I got better, my body is adapting to the jungle, altering to meet the demands of a change in climate, a rapid move between geographical regions.
Two days into living at the Finca Tatin, my baby Petra broke out in spots. Her body soon blistered so many red spots that she turned from gringo white to tomato. There were small dots, there were larger dots, there were all kinds of red bumps and blemishes all over poor Petra. We took here to the NGO clinic down the river from the finca. The doctors said heat rash mixed with allergies — an allergy to something, maybe the river water, maybe insect bites.
They gave us allergy medicine.
We returned to the finca, gave Petra the medicine, gave her some of our stock of hydrocortisome cream, and in a couple of days she was better. No more allergy spots, only a little heat rash remains.
Though the heat rash is something that babies just need to deal with in the tropics. Traveling babies and local babies all battle heat rash. It does not really do anything other than appear unsightly — it does not seem to itch or hurt. Petra had heat rash in El Salvador, and she definitely has it here in the jungle of Guatemala. Here at the Finca Tatin, Petra not only has heat, but humidity to face. Her little baby skin has been being pushed hard against the elements, though nearly two weeks in to this jungle stay, Petra’s skin is clearing up: she looks like a gringo baby again, not a tomato.
My wife sneezes once, she sneezes again, again, again, she sneezes like eight times in row without rest.
“What the hell is wrong with you?”
Chaya was allergic to something in the rain forest. For the first three days of our stay at the Finca Tatin my wife Chaya sneezed, her eyes were all swollen big, and her big Jew nose amazingly expanded to an even larger size — it was running, dribbling — my wife was allergic to something.

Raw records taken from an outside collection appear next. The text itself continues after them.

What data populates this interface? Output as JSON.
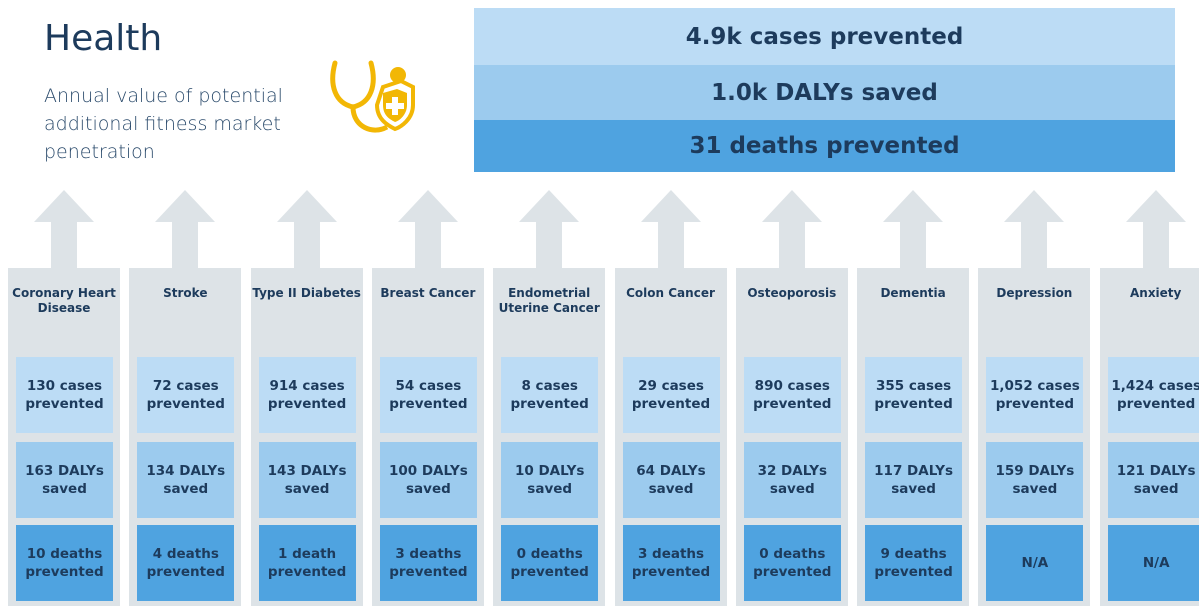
{
  "header": {
    "title": "Health",
    "subtitle": "Annual value of potential additional fitness market penetration"
  },
  "summary": [
    "4.9k cases prevented",
    "1.0k DALYs saved",
    "31 deaths prevented"
  ],
  "columns": [
    {
      "label": "Coronary Heart Disease",
      "cases": "130 cases prevented",
      "dalys": "163 DALYs saved",
      "deaths": "10 deaths prevented"
    },
    {
      "label": "Stroke",
      "cases": "72 cases prevented",
      "dalys": "134 DALYs saved",
      "deaths": "4 deaths prevented"
    },
    {
      "label": "Type II Diabetes",
      "cases": "914 cases prevented",
      "dalys": "143 DALYs saved",
      "deaths": "1 death prevented"
    },
    {
      "label": "Breast Cancer",
      "cases": "54 cases prevented",
      "dalys": "100 DALYs saved",
      "deaths": "3 deaths prevented"
    },
    {
      "label": "Endometrial Uterine Cancer",
      "cases": "8 cases prevented",
      "dalys": "10 DALYs saved",
      "deaths": "0 deaths prevented"
    },
    {
      "label": "Colon Cancer",
      "cases": "29 cases prevented",
      "dalys": "64 DALYs saved",
      "deaths": "3 deaths prevented"
    },
    {
      "label": "Osteoporosis",
      "cases": "890 cases prevented",
      "dalys": "32 DALYs saved",
      "deaths": "0 deaths prevented"
    },
    {
      "label": "Dementia",
      "cases": "355 cases prevented",
      "dalys": "117 DALYs saved",
      "deaths": "9 deaths prevented"
    },
    {
      "label": "Depression",
      "cases": "1,052 cases prevented",
      "dalys": "159 DALYs saved",
      "deaths": "N/A"
    },
    {
      "label": "Anxiety",
      "cases": "1,424 cases prevented",
      "dalys": "121 DALYs saved",
      "deaths": "N/A"
    }
  ]
}
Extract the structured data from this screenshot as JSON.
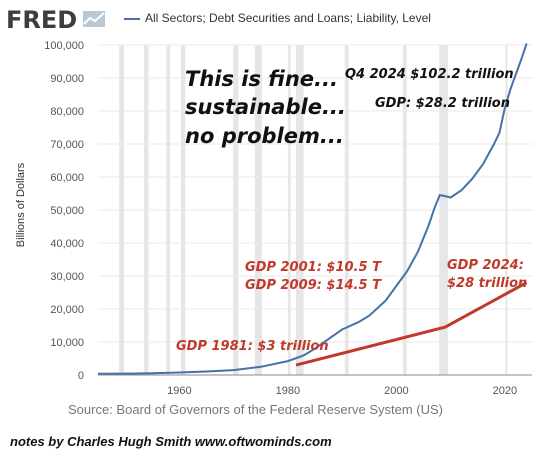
{
  "header": {
    "logo_text": "FRED",
    "legend_label": "All Sectors; Debt Securities and Loans; Liability, Level",
    "colors": {
      "debt_line": "#4572a7",
      "gdp_line": "#c0392b",
      "recession": "#e6e6e6"
    }
  },
  "source": "Source: Board of Governors of the Federal Reserve System (US)",
  "notes": "notes by Charles Hugh Smith     www.oftwominds.com",
  "annotations": {
    "main_line1": "This is fine...",
    "main_line2": "sustainable...",
    "main_line3": "no problem...",
    "q4_label": "Q4 2024   $102.2 trillion",
    "gdp_label": "GDP: $28.2 trillion",
    "gdp2001": "GDP 2001: $10.5 T",
    "gdp2009": "GDP 2009: $14.5 T",
    "gdp2024_line1": "GDP 2024:",
    "gdp2024_line2": "$28 trillion",
    "gdp1981": "GDP 1981: $3 trillion"
  },
  "chart_data": {
    "type": "line",
    "title": "",
    "xlabel": "",
    "ylabel": "Billions of Dollars",
    "xlim": [
      1945,
      2025
    ],
    "ylim": [
      0,
      100000
    ],
    "x_ticks": [
      1960,
      1980,
      2000,
      2020
    ],
    "y_ticks": [
      0,
      10000,
      20000,
      30000,
      40000,
      50000,
      60000,
      70000,
      80000,
      90000,
      100000
    ],
    "y_tick_labels": [
      "0",
      "10,000",
      "20,000",
      "30,000",
      "40,000",
      "50,000",
      "60,000",
      "70,000",
      "80,000",
      "90,000",
      "100,000"
    ],
    "recessions": [
      [
        1948.9,
        1949.8
      ],
      [
        1953.5,
        1954.3
      ],
      [
        1957.6,
        1958.3
      ],
      [
        1960.3,
        1961.1
      ],
      [
        1969.9,
        1970.9
      ],
      [
        1973.9,
        1975.2
      ],
      [
        1980.0,
        1980.5
      ],
      [
        1981.5,
        1982.9
      ],
      [
        1990.5,
        1991.2
      ],
      [
        2001.2,
        2001.9
      ],
      [
        2007.9,
        2009.5
      ],
      [
        2020.1,
        2020.4
      ]
    ],
    "series": [
      {
        "x": [
          1945,
          1950,
          1955,
          1960,
          1965,
          1970,
          1975,
          1980,
          1983,
          1985,
          1988,
          1990,
          1993,
          1995,
          1998,
          2000,
          2002,
          2004,
          2006,
          2007,
          2008,
          2009,
          2010,
          2012,
          2014,
          2016,
          2018,
          2019,
          2020,
          2021,
          2022,
          2023,
          2024
        ],
        "values": [
          350,
          420,
          550,
          750,
          1050,
          1500,
          2500,
          4200,
          6000,
          8000,
          11500,
          13800,
          16000,
          18000,
          22500,
          27000,
          31500,
          37500,
          45500,
          50500,
          54500,
          54200,
          53800,
          56000,
          59500,
          64000,
          70000,
          73500,
          81000,
          86500,
          91000,
          95500,
          100500
        ]
      },
      {
        "x": [
          1981.5,
          2009,
          2024
        ],
        "values": [
          3000,
          14500,
          28000
        ]
      }
    ]
  }
}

She was laid out with a snot head and a fever for a night. She guessed mold. I guessed that she was probably correct: in three days of being exposed to the damp jungle air, much of our travel gear was growing fur.
Everything was caked in mold.
My wife was sneezing.
We changed rooms, washed our clothes, and Chaya’s body eventually adapted to the microorganisms of the Guatemala rain forest.
At least she does not sneeze anymore.
When traveling rapidly between regions of the world, drastic shifts in environment sometimes happen quicker than a body can adjust to. New bacteria, a change in altitude, humidity, temperature, aridity, viruses, different foods are all criteria that the traveling body must handle.
It sometimes takes a little time to adjust.